SEC enforcement director Andrew Ceresney said when the First Eagle action was taken that “First Eagle and FEF [Distributors] inappropriately used money belonging to the shareholders of the funds to pay for services clearly intended to market and distribute the shares.” Unless part of a 12b-1 plan, he said, “the firm should bear those costs, not the shareholders.” FEF is an affiliated distributor of First Eagle funds.
“The IM’s January staff guidance basically tells funds’ boards and managers how to assess the permissibility of fees paid to intermediaries, and also requires the fund board to determine whether payments made to intermediaries (such as sub-transfer agent, administrative, sub-accounting or similarly categorized shareholder servicing fees) are disguised distribution payments only permissible pursuant to shareholder-approved 12b-1 distribution plans,” explains Cipperman Compliance Services.
The IM staff requires the fund’s advisor and other service providers “to provide the board with sufficient information to make such determinations,” Cipperman says, with the guidance also outlining the information that the board should receive including services rendered, amounts paid, fee structures and reasonableness. Several practices also deserve heightened board scrutiny, the guidance states, including “distribution activity conditioned on receipt of fees, the absence of a 12b-1 plan, tiered payment structures, bundling of services, and large disparities in fees paid to different third-party providers.”
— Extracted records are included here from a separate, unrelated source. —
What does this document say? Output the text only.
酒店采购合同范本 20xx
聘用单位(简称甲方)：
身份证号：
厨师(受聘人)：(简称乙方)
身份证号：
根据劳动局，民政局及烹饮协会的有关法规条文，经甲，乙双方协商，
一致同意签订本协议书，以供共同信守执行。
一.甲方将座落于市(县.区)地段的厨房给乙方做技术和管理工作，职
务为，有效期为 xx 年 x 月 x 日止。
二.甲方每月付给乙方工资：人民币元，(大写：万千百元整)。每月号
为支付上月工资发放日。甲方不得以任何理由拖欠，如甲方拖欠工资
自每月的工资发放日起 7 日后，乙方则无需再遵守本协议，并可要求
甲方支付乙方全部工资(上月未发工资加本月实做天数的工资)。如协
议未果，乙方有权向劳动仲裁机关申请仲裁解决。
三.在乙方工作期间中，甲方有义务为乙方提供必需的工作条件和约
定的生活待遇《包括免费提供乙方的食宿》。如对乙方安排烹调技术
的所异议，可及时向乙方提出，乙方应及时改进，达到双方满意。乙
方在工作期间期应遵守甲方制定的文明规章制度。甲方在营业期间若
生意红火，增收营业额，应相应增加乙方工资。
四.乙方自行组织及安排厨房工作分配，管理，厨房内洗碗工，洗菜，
The IM staff recommends that funds adopt compliance policies and procedures to review and identify payments that may be made for distribution-related services.
Fund boards should consider adding “a distribution review similar to the advisory contract review process, whereby the advisor must deliver significant information for the board to deliberately consider any shareholder servicing payment according to the staff’s guidance,” Cipperman advises. “Fund CCOs need to get working on policies and procedures and testing protocols.”